Lgbtqi+ Refugees in Greece with Roger Bernat’s replica of the oath stone. News 8 June 2017
Lgbtqi+ Refugees in Greece with Roger Bernat’s replica of the oath stone. News 8 June 2017

LGBTQI+ Refugees, an Athens-based activist group, has stolen a work by Spanish artist Roger Bernat and dramatist Roger Fratini from Documenta 14, Hyperallergic reports. The activists say the theft is in protest to what they claim is the ‘exoticisation’ of those seeking asylum in Greece and an exploitation of the refugee crisis.
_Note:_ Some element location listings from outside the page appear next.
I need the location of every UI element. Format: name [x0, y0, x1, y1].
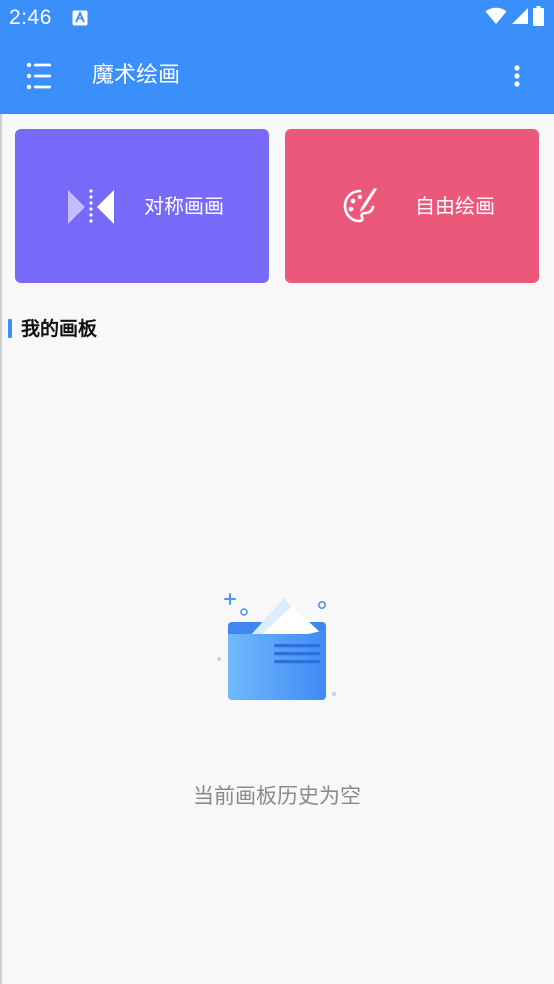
symmetric-card-label: 对称画画 [144, 194, 224, 218]
free-drawing-card[interactable]: 自由绘画 [285, 129, 539, 283]
palette-brush-icon [343, 187, 379, 229]
section-marker [8, 319, 12, 338]
app-title: 魔术绘画 [92, 63, 181, 88]
app-bar: 魔术绘画 [0, 37, 554, 114]
empty-state-text: 当前画板历史为空 [193, 784, 361, 808]
section-title: 我的画板 [21, 318, 98, 340]
mirror-symmetry-icon [68, 189, 114, 229]
app-notification-icon [72, 10, 88, 26]
wifi-icon [485, 7, 507, 29]
battery-icon [533, 6, 544, 30]
more-vert-icon[interactable] [510, 61, 524, 91]
list-menu-icon[interactable] [22, 61, 56, 91]
status-icons [485, 6, 544, 30]
empty-folder-icon [212, 592, 342, 702]
symmetric-drawing-card[interactable]: 对称画画 [15, 129, 269, 283]
window-edge [0, 114, 2, 984]
cell-signal-icon [511, 7, 529, 29]
screen: 2:46 魔术绘画 对称画画 自由绘画 我的画板 当前画板历史为空 [0, 0, 554, 984]
status-bar: 2:46 [0, 0, 554, 37]
free-card-label: 自由绘画 [415, 194, 495, 218]
status-time: 2:46 [9, 6, 52, 29]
The 50kg sculpture, a replica of the Greek monolith known as the oath stone, was taken during a performance in which it was to be carried around Athens before being transported to Kassel, Documenta’s other host city. Bernat had invited various groups and collectives to help take the ‘stone’ on a week-long tour around the city’s museums, public schools, bars, embassies and homes. On 21 May, LGBTQI+ Refugees were paid €500 to participate in the tour. They subsequently seized the stone and issued a statement condemning ‘the “fetishization” of refugees and disparages the use of vast resources on the high-profile arts event, while the hundreds of thousands of refugees languish invisibly in Greece and across Europe.’ Members of the rights group then wrote in the statement, titled ‘We have stolen your stone and we will not give it back’, a collection of wry suggestions for where the sculpture could be including: in a prison, without papers; on a flight to Sweden with a fake passport; selling its body in Pedion tou Areos; sleeping on the street; or driven to suicide in the Moria detention centre.

Bernat and Fratini, having anticipated a theft, have said they can ‘afford to lose the stone, having already created two copies of the original’. LGBTQI+ Refugees’s defiance towards the artwork reflects the overall frustration felt by many in Athens over the arrival of Documenta 14 while the city has been struggling in a state of social, economic and political turmoil. The activists have called their act of protest ‘Between a rock and a hard place’.